Ride the Storm (Cassandra Palmer 8) - Page 123

Rosier looked crabby. “The council blocked my abilities, remember? Worried I’d try a power play back in time, and give some of them what they deserve. I told you this.”

“But . . . that was about magic—”

“It was about everything except the countercurse. And in any case, what do you think my abilities are if not magic?”

I frowned. “But you did help—”

“I did not.”

“Then what was that?” Because one minute, I’d been freaking out, and the next . . . I felt myself blush again. “That wasn’t me.”

“Well, of course it—” Rosier stopped abruptly, and the big eyes narrowed. And when his voice came again, it was different. “You’re telling me you didn’t plan that?”

“Plan what?”

Instead of an answer, I got an explosion. One that left me flinching back in surprise. “You can’t be serious! I thought you were playing a dangerous game, but under the circumstances, I understood. But now you’re telling me—” He broke off, glaring. “You didn’t know!”

“Know what?”

“That you’ve been feeding off of my son!”

I didn’t respond, because whatever I’d expected, it hadn’t been that. But it didn’t matter. Rosier didn’t give me a chance to say anything anyway.

“Remember Amsterdam?” he demanded. “When that Gertie creature caught up with us the first time?”

“I—yes, but—”

“Don’t tell me you didn’t feed! I sent you into the back of that bar to seduce him, and when you came out, it damn well looked like you’d succeeded!”

“That . . . wasn’t a seduction,” I said, because I was confused. And because I kind of thought they involved less yelling. “I was just trying to keep him in sight until the soul turned up. Only Gertie did instead, and he donated some energy so we could get away—”

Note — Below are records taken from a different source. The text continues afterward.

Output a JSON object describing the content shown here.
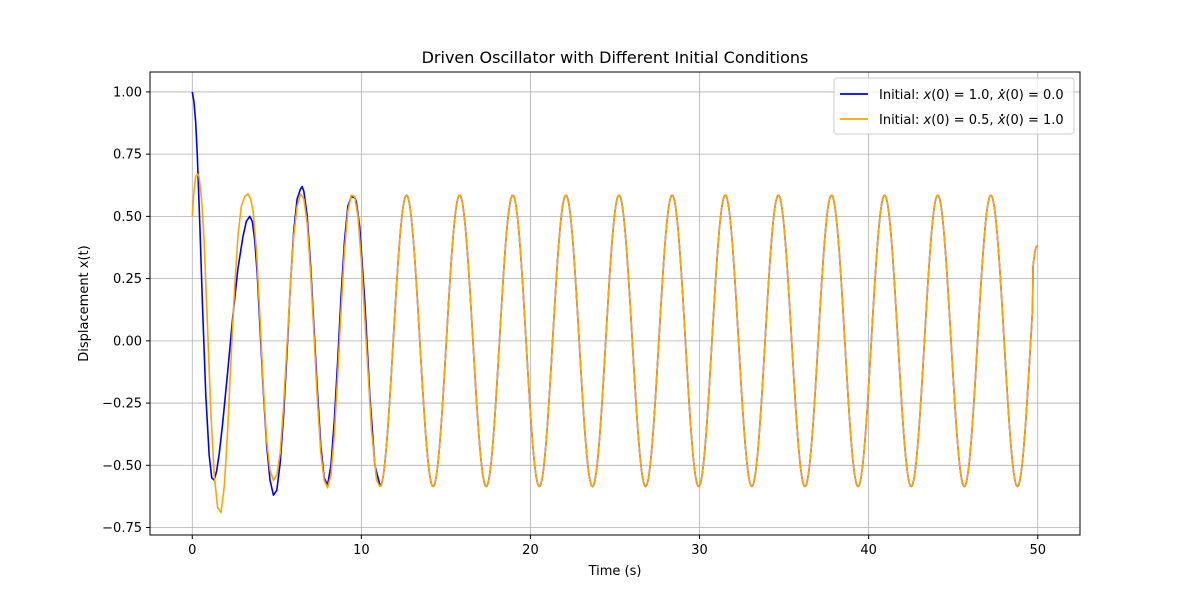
{
  "chart_data": {
    "type": "line",
    "title": "Driven Oscillator with Different Initial Conditions",
    "xlabel": "Time (s)",
    "ylabel": "Displacement x(t)",
    "xlim": [
      -2.5,
      52.5
    ],
    "ylim": [
      -0.78,
      1.08
    ],
    "xticks": [
      0,
      10,
      20,
      30,
      40,
      50
    ],
    "xtick_labels": [
      "0",
      "10",
      "20",
      "30",
      "40",
      "50"
    ],
    "yticks": [
      -0.75,
      -0.5,
      -0.25,
      0.0,
      0.25,
      0.5,
      0.75,
      1.0
    ],
    "ytick_labels": [
      "−0.75",
      "−0.50",
      "−0.25",
      "0.00",
      "0.25",
      "0.50",
      "0.75",
      "1.00"
    ],
    "grid": true,
    "legend_position": "top-right",
    "series": [
      {
        "name": "Initial: x(0) = 1.0, ẋ(0) = 0.0",
        "legend_parts": [
          "Initial: ",
          "x",
          "(0) = 1.0, ",
          "x",
          "(0) = 0.0"
        ],
        "color": "#0000ff",
        "x": [
          0,
          0.1,
          0.2,
          0.3,
          0.45,
          0.6,
          0.8,
          1.0,
          1.15,
          1.3,
          1.45,
          1.6,
          1.8,
          2.1,
          2.4,
          2.7,
          3.0,
          3.2,
          3.4,
          3.55,
          3.7,
          3.85,
          4.0,
          4.2,
          4.4,
          4.6,
          4.8,
          5.0,
          5.2,
          5.4,
          5.6,
          5.8,
          6.0,
          6.2,
          6.4,
          6.5,
          6.6,
          6.8,
          7.0,
          7.2,
          7.4,
          7.6,
          7.8,
          8.0,
          8.2,
          8.4,
          8.6,
          8.8,
          9.0,
          9.2,
          9.4,
          9.6,
          9.7,
          9.9,
          10.2,
          10.5,
          10.8,
          11.1
        ],
        "y": [
          1.0,
          0.96,
          0.88,
          0.74,
          0.46,
          0.15,
          -0.22,
          -0.46,
          -0.55,
          -0.56,
          -0.52,
          -0.45,
          -0.33,
          -0.12,
          0.1,
          0.29,
          0.42,
          0.48,
          0.5,
          0.48,
          0.4,
          0.26,
          0.06,
          -0.2,
          -0.42,
          -0.56,
          -0.62,
          -0.6,
          -0.49,
          -0.3,
          -0.05,
          0.22,
          0.44,
          0.57,
          0.61,
          0.62,
          0.6,
          0.5,
          0.3,
          0.05,
          -0.2,
          -0.42,
          -0.55,
          -0.58,
          -0.5,
          -0.32,
          -0.08,
          0.18,
          0.4,
          0.54,
          0.58,
          0.575,
          0.56,
          0.46,
          0.16,
          -0.22,
          -0.5,
          -0.58
        ]
      },
      {
        "name": "Initial: x(0) = 0.5, ẋ(0) = 1.0",
        "legend_parts": [
          "Initial: ",
          "x",
          "(0) = 0.5, ",
          "x",
          "(0) = 1.0"
        ],
        "color": "#ffa500",
        "x": [
          0,
          0.1,
          0.2,
          0.3,
          0.4,
          0.55,
          0.7,
          0.9,
          1.1,
          1.3,
          1.5,
          1.7,
          1.9,
          2.1,
          2.3,
          2.5,
          2.7,
          2.9,
          3.1,
          3.3,
          3.45,
          3.6,
          3.8,
          4.0,
          4.2,
          4.4,
          4.6,
          4.8,
          5.0,
          5.2,
          5.4,
          5.6,
          5.8,
          6.0,
          6.2,
          6.4,
          6.6,
          6.8,
          7.0,
          7.2,
          7.4,
          7.6,
          7.8,
          8.0,
          8.2,
          8.4,
          8.6,
          8.8,
          9.0,
          9.2,
          9.4,
          9.6,
          9.8,
          10.0,
          10.3,
          10.6,
          10.9,
          11.1
        ],
        "y": [
          0.5,
          0.6,
          0.66,
          0.67,
          0.66,
          0.57,
          0.4,
          0.06,
          -0.29,
          -0.54,
          -0.67,
          -0.69,
          -0.58,
          -0.35,
          -0.06,
          0.21,
          0.42,
          0.54,
          0.58,
          0.59,
          0.57,
          0.52,
          0.36,
          0.1,
          -0.18,
          -0.4,
          -0.52,
          -0.56,
          -0.54,
          -0.45,
          -0.26,
          -0.02,
          0.22,
          0.42,
          0.54,
          0.59,
          0.57,
          0.47,
          0.27,
          0.02,
          -0.24,
          -0.45,
          -0.56,
          -0.59,
          -0.54,
          -0.38,
          -0.14,
          0.12,
          0.36,
          0.52,
          0.585,
          0.58,
          0.5,
          0.32,
          -0.02,
          -0.36,
          -0.56,
          -0.585
        ]
      }
    ],
    "steady_state": {
      "amplitude": 0.585,
      "period": 3.14159,
      "start": 11.1,
      "end": 50.0,
      "end_value": 0.38
    }
  }
}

“He didn’t just donate!” Rosier snapped. “If that were the case, he should have been tired afterward, even haggard. But instead he was invigorated!”

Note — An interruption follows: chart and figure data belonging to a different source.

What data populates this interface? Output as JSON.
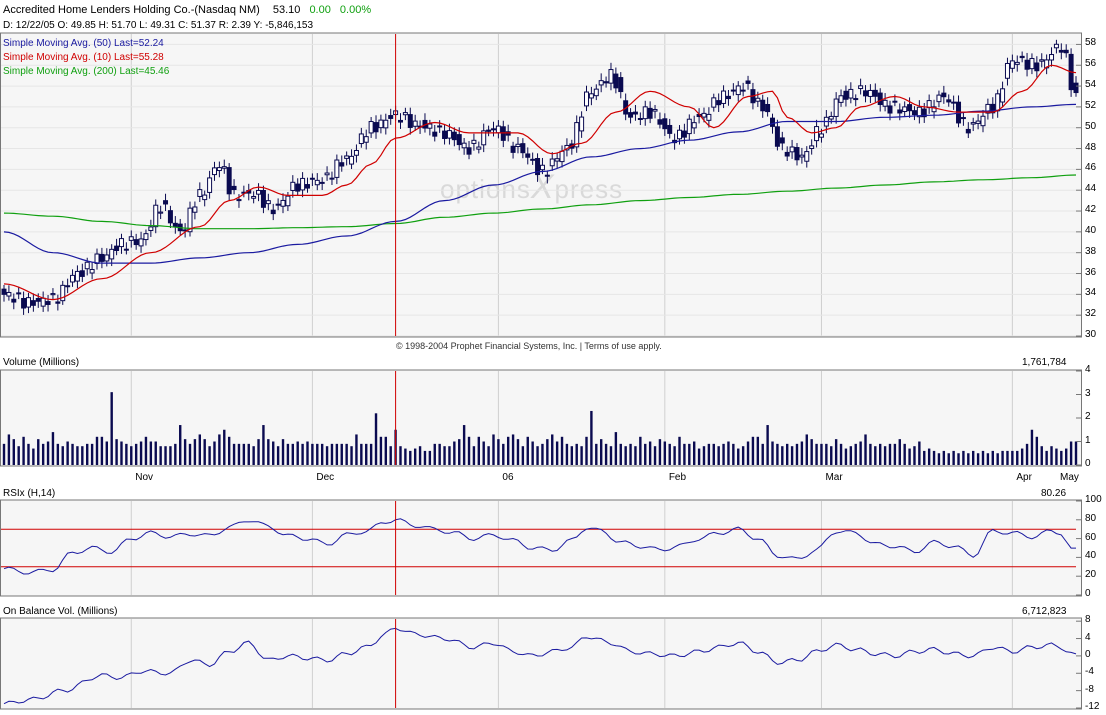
{
  "header": {
    "title": "Accredited Home Lenders Holding Co.-(Nasdaq NM)",
    "last": "53.10",
    "change": "0.00",
    "change_pct": "0.00%",
    "ohlc_line": "D: 12/22/05  O: 49.85  H: 51.70  L: 49.31  C: 51.37  R: 2.39  Y: -5,846,153"
  },
  "legend": {
    "sma50": "Simple Moving Avg. (50) Last=52.24",
    "sma10": "Simple Moving Avg. (10) Last=55.28",
    "sma200": "Simple Moving Avg. (200) Last=45.46"
  },
  "colors": {
    "sma50": "#1a1aa0",
    "sma10": "#d00000",
    "sma200": "#10a010",
    "candle": "#0a0a50",
    "ref_line": "#d00000",
    "rsi_line": "#1a1aa0",
    "obv_line": "#1a1aa0"
  },
  "watermark": {
    "part1": "options",
    "part2": "X",
    "part3": "press"
  },
  "copyright": "© 1998-2004 Prophet Financial Systems, Inc. | Terms of use apply.",
  "volume": {
    "title": "Volume (Millions)",
    "last": "1,761,784"
  },
  "rsi": {
    "title": "RSIx (H,14)",
    "last": "80.26"
  },
  "obv": {
    "title": "On Balance Vol. (Millions)",
    "last": "6,712,823"
  },
  "x_labels": [
    "Nov",
    "Dec",
    "06",
    "Feb",
    "Mar",
    "Apr",
    "May"
  ],
  "chart_data": [
    {
      "type": "candlestick",
      "title": "Accredited Home Lenders Holding Co.-(Nasdaq NM)",
      "y_ticks": [
        "30",
        "32",
        "34",
        "36",
        "38",
        "40",
        "42",
        "44",
        "46",
        "48",
        "50",
        "52",
        "54",
        "56",
        "58"
      ],
      "ylim": [
        30,
        59
      ],
      "highlight_date": "12/22/05",
      "highlight_index": 80,
      "close_knots": [
        [
          0,
          34
        ],
        [
          5,
          33.2
        ],
        [
          10,
          33.5
        ],
        [
          15,
          36
        ],
        [
          20,
          37.5
        ],
        [
          24,
          38.8
        ],
        [
          28,
          39.2
        ],
        [
          32,
          42.5
        ],
        [
          36,
          40
        ],
        [
          40,
          43.5
        ],
        [
          44,
          46.5
        ],
        [
          47,
          43.5
        ],
        [
          51,
          43.7
        ],
        [
          55,
          42.2
        ],
        [
          60,
          44.5
        ],
        [
          65,
          45
        ],
        [
          70,
          47
        ],
        [
          75,
          50
        ],
        [
          80,
          51.2
        ],
        [
          85,
          50.2
        ],
        [
          90,
          49.5
        ],
        [
          95,
          48
        ],
        [
          100,
          50
        ],
        [
          105,
          48
        ],
        [
          110,
          45.8
        ],
        [
          115,
          48
        ],
        [
          120,
          53.5
        ],
        [
          124,
          55
        ],
        [
          128,
          51
        ],
        [
          132,
          51.5
        ],
        [
          137,
          49
        ],
        [
          142,
          51
        ],
        [
          147,
          53
        ],
        [
          151,
          54
        ],
        [
          155,
          52
        ],
        [
          159,
          48
        ],
        [
          163,
          47.2
        ],
        [
          167,
          50
        ],
        [
          171,
          53
        ],
        [
          176,
          53.5
        ],
        [
          181,
          52
        ],
        [
          187,
          51.5
        ],
        [
          192,
          53
        ],
        [
          197,
          50
        ],
        [
          202,
          52
        ],
        [
          206,
          56.5
        ],
        [
          211,
          56
        ],
        [
          216,
          57.8
        ],
        [
          219,
          53
        ]
      ],
      "sma50_knots": [
        [
          0,
          40
        ],
        [
          10,
          38
        ],
        [
          20,
          37
        ],
        [
          30,
          37
        ],
        [
          40,
          37.5
        ],
        [
          50,
          38
        ],
        [
          60,
          38.8
        ],
        [
          70,
          39.6
        ],
        [
          80,
          41
        ],
        [
          90,
          43
        ],
        [
          100,
          44.5
        ],
        [
          110,
          45.8
        ],
        [
          120,
          47.2
        ],
        [
          130,
          48
        ],
        [
          140,
          48.8
        ],
        [
          150,
          49.6
        ],
        [
          160,
          50.6
        ],
        [
          170,
          50.6
        ],
        [
          180,
          51
        ],
        [
          190,
          51.2
        ],
        [
          200,
          51.6
        ],
        [
          210,
          52
        ],
        [
          219,
          52.24
        ]
      ],
      "sma10_knots": [
        [
          0,
          35
        ],
        [
          10,
          33.5
        ],
        [
          20,
          35.5
        ],
        [
          30,
          38
        ],
        [
          40,
          40.5
        ],
        [
          46,
          43
        ],
        [
          52,
          44.3
        ],
        [
          58,
          43.5
        ],
        [
          65,
          43.5
        ],
        [
          70,
          44.5
        ],
        [
          75,
          46.5
        ],
        [
          80,
          49
        ],
        [
          88,
          50.5
        ],
        [
          95,
          49.5
        ],
        [
          105,
          49.5
        ],
        [
          112,
          47.5
        ],
        [
          118,
          48.5
        ],
        [
          125,
          51.5
        ],
        [
          132,
          53.5
        ],
        [
          140,
          52
        ],
        [
          145,
          50
        ],
        [
          152,
          53
        ],
        [
          157,
          53.5
        ],
        [
          160,
          51
        ],
        [
          165,
          49.5
        ],
        [
          170,
          50
        ],
        [
          175,
          52
        ],
        [
          182,
          53
        ],
        [
          188,
          52
        ],
        [
          195,
          51.5
        ],
        [
          202,
          51.5
        ],
        [
          208,
          53.5
        ],
        [
          214,
          56
        ],
        [
          219,
          55.28
        ]
      ],
      "sma200_knots": [
        [
          0,
          41.8
        ],
        [
          10,
          41.5
        ],
        [
          20,
          41
        ],
        [
          30,
          40.6
        ],
        [
          40,
          40.3
        ],
        [
          50,
          40.3
        ],
        [
          60,
          40.4
        ],
        [
          70,
          40.5
        ],
        [
          80,
          40.8
        ],
        [
          90,
          41.4
        ],
        [
          100,
          41.8
        ],
        [
          110,
          42.2
        ],
        [
          120,
          42.6
        ],
        [
          130,
          43
        ],
        [
          140,
          43.3
        ],
        [
          150,
          43.6
        ],
        [
          160,
          43.9
        ],
        [
          170,
          44.2
        ],
        [
          180,
          44.5
        ],
        [
          190,
          44.8
        ],
        [
          200,
          45
        ],
        [
          210,
          45.2
        ],
        [
          219,
          45.46
        ]
      ]
    },
    {
      "type": "bar",
      "title": "Volume (Millions)",
      "y_ticks": [
        "0",
        "1",
        "2",
        "3",
        "4"
      ],
      "ylim": [
        0,
        4
      ],
      "values": [
        0.9,
        1.3,
        1.1,
        0.8,
        1.2,
        0.9,
        0.7,
        1.1,
        0.9,
        1.0,
        1.4,
        0.9,
        0.8,
        1.0,
        0.9,
        0.8,
        0.8,
        0.9,
        0.9,
        1.2,
        1.2,
        1.0,
        3.1,
        1.1,
        1.0,
        0.9,
        0.8,
        0.9,
        1.0,
        1.2,
        1.0,
        1.0,
        0.8,
        0.8,
        0.8,
        0.9,
        1.7,
        1.1,
        0.9,
        1.1,
        1.3,
        1.1,
        0.8,
        1.0,
        1.3,
        1.5,
        1.2,
        0.9,
        0.9,
        0.9,
        0.9,
        0.8,
        1.1,
        1.7,
        1.1,
        1.0,
        0.8,
        1.1,
        0.9,
        0.9,
        1.0,
        0.9,
        1.0,
        0.9,
        0.9,
        0.9,
        0.8,
        0.9,
        0.9,
        0.9,
        0.9,
        0.8,
        1.3,
        0.9,
        0.9,
        0.9,
        2.2,
        1.2,
        1.2,
        0.8,
        1.5,
        0.8,
        0.7,
        0.6,
        0.7,
        0.8,
        0.6,
        0.6,
        0.9,
        0.9,
        0.8,
        0.8,
        1.0,
        1.1,
        1.7,
        1.2,
        0.8,
        1.2,
        1.0,
        0.8,
        1.3,
        1.1,
        0.9,
        1.2,
        1.3,
        1.1,
        0.8,
        1.2,
        1.0,
        0.8,
        0.9,
        1.1,
        1.3,
        1.0,
        1.2,
        0.9,
        0.8,
        0.9,
        0.8,
        1.2,
        2.3,
        0.9,
        1.1,
        0.9,
        0.8,
        1.4,
        0.9,
        0.8,
        0.9,
        0.8,
        1.2,
        0.9,
        1.0,
        0.8,
        1.1,
        1.0,
        0.9,
        0.8,
        1.2,
        0.9,
        0.9,
        1.0,
        0.7,
        0.8,
        0.9,
        0.9,
        0.8,
        0.9,
        1.0,
        0.9,
        0.7,
        0.8,
        1.0,
        1.2,
        1.2,
        0.9,
        1.7,
        1.0,
        0.9,
        0.8,
        0.9,
        0.8,
        0.9,
        1.0,
        1.3,
        1.1,
        0.9,
        0.9,
        0.9,
        0.8,
        1.1,
        0.9,
        0.7,
        0.8,
        0.9,
        1.0,
        1.3,
        0.9,
        0.8,
        0.9,
        0.8,
        0.9,
        0.9,
        1.1,
        0.9,
        0.7,
        0.8,
        1.0,
        0.6,
        0.7,
        0.6,
        0.5,
        0.6,
        0.5,
        0.6,
        0.5,
        0.6,
        0.5,
        0.6,
        0.5,
        0.6,
        0.5,
        0.6,
        0.5,
        0.6,
        0.6,
        0.6,
        0.6,
        0.7,
        0.9,
        1.5,
        1.2,
        0.8,
        0.6,
        0.8,
        0.7,
        0.6,
        0.7,
        1.0,
        1.0,
        0.9,
        1.1,
        1.2,
        0.9,
        0.8
      ]
    },
    {
      "type": "line",
      "title": "RSIx (H,14)",
      "y_ticks": [
        "0",
        "20",
        "40",
        "60",
        "80",
        "100"
      ],
      "ylim": [
        0,
        100
      ],
      "reference_lines": [
        30,
        70
      ],
      "knots": [
        [
          0,
          28
        ],
        [
          5,
          24
        ],
        [
          10,
          27
        ],
        [
          14,
          45
        ],
        [
          18,
          50
        ],
        [
          22,
          46
        ],
        [
          26,
          60
        ],
        [
          30,
          66
        ],
        [
          34,
          62
        ],
        [
          38,
          65
        ],
        [
          42,
          63
        ],
        [
          46,
          72
        ],
        [
          50,
          80
        ],
        [
          54,
          73
        ],
        [
          58,
          63
        ],
        [
          62,
          60
        ],
        [
          66,
          54
        ],
        [
          70,
          64
        ],
        [
          74,
          68
        ],
        [
          78,
          78
        ],
        [
          80,
          80
        ],
        [
          84,
          74
        ],
        [
          88,
          70
        ],
        [
          92,
          66
        ],
        [
          96,
          60
        ],
        [
          100,
          64
        ],
        [
          104,
          58
        ],
        [
          108,
          50
        ],
        [
          112,
          48
        ],
        [
          116,
          58
        ],
        [
          119,
          72
        ],
        [
          122,
          68
        ],
        [
          126,
          56
        ],
        [
          130,
          52
        ],
        [
          134,
          48
        ],
        [
          138,
          52
        ],
        [
          142,
          60
        ],
        [
          146,
          66
        ],
        [
          150,
          70
        ],
        [
          154,
          60
        ],
        [
          158,
          42
        ],
        [
          162,
          38
        ],
        [
          166,
          48
        ],
        [
          170,
          68
        ],
        [
          174,
          66
        ],
        [
          178,
          54
        ],
        [
          182,
          52
        ],
        [
          186,
          46
        ],
        [
          190,
          56
        ],
        [
          194,
          52
        ],
        [
          198,
          42
        ],
        [
          202,
          68
        ],
        [
          206,
          66
        ],
        [
          210,
          62
        ],
        [
          214,
          68
        ],
        [
          216,
          66
        ],
        [
          218,
          48
        ],
        [
          219,
          48
        ]
      ]
    },
    {
      "type": "line",
      "title": "On Balance Vol. (Millions)",
      "y_ticks": [
        "-12",
        "-8",
        "-4",
        "0",
        "4",
        "8"
      ],
      "ylim": [
        -12,
        8.5
      ],
      "knots": [
        [
          0,
          -11
        ],
        [
          6,
          -10
        ],
        [
          12,
          -8
        ],
        [
          20,
          -4.5
        ],
        [
          24,
          -5
        ],
        [
          28,
          -3.5
        ],
        [
          34,
          -4
        ],
        [
          38,
          -1
        ],
        [
          42,
          -2
        ],
        [
          46,
          1
        ],
        [
          50,
          3
        ],
        [
          54,
          -1
        ],
        [
          58,
          0
        ],
        [
          62,
          -0.5
        ],
        [
          66,
          -1
        ],
        [
          70,
          0.5
        ],
        [
          74,
          2
        ],
        [
          78,
          5
        ],
        [
          80,
          6.5
        ],
        [
          84,
          5
        ],
        [
          90,
          4
        ],
        [
          96,
          2
        ],
        [
          100,
          3
        ],
        [
          104,
          1
        ],
        [
          108,
          0
        ],
        [
          112,
          1
        ],
        [
          116,
          2
        ],
        [
          119,
          4.5
        ],
        [
          124,
          3
        ],
        [
          128,
          1
        ],
        [
          132,
          0.5
        ],
        [
          137,
          0
        ],
        [
          142,
          1
        ],
        [
          146,
          2
        ],
        [
          150,
          3
        ],
        [
          154,
          1
        ],
        [
          158,
          -1.5
        ],
        [
          162,
          -1
        ],
        [
          166,
          1
        ],
        [
          170,
          2.5
        ],
        [
          174,
          1.5
        ],
        [
          178,
          0.5
        ],
        [
          182,
          0
        ],
        [
          186,
          1
        ],
        [
          190,
          1.5
        ],
        [
          194,
          0.5
        ],
        [
          198,
          0
        ],
        [
          202,
          2
        ],
        [
          206,
          1
        ],
        [
          210,
          2
        ],
        [
          214,
          2.5
        ],
        [
          216,
          2
        ],
        [
          218,
          0.5
        ],
        [
          219,
          0
        ]
      ]
    }
  ]
}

I paused, because I’d noticed that, too. But it hadn’t seemed like a big deal at the time. And, frankly, it still didn’t. “So?”

“So how does that work? He gives you power, yet has more at the end than he started out with? That doesn’t sound like a donation to me!”

“Then what does it sound like?”

“I think you know.”

I just looked at him.

“How quickly they forget,” he said dryly. “I was under the impression that this whole odyssey began when Emrys was sent back to hell for having demon sex—defined as an exchange of power—with you.”

I had been about to say something, but stopped. Not because I understood what he was getting at, but because a flood of memories suddenly swamped me: lying on a hillside, a huge moon riding the clouds overhead, the hulk of a dead dragon steaming in the distance, and my life force trickling away into the dirt. Cold; it had been so cold. . . .

Pritkin had recovered from his wounds, but we’d gotten separated. And I’d ended up battling the last Spartoi on my own. I’d won, if you count dying later than him as a win. But then Pritkin had shown up, barely in time, and returned the power I’d given him earlier, saving my life. And forfeiting his own—the only one he cared about, at least—because he’d thereby broken the terms of a parole he’d been laboring under for more than a century.

Breaking it had sent him straight back to hell, and me on this crazy journey.

Rosier was right; that was where everything had started.

But I still didn’t see his point. “What are you getting at?”

“That a feedback loop of power was set up between the two of you that night,” he said, still weirdly intense. “You gave him power in the car—he gave it back to you on the hillside, triggering the loop. Admittedly, it was a very poor one, which never had a chance to really get started before he was snatched away. But it existed. And apparently still does!”

“You’re basing that on what? One incident in Amsterdam?”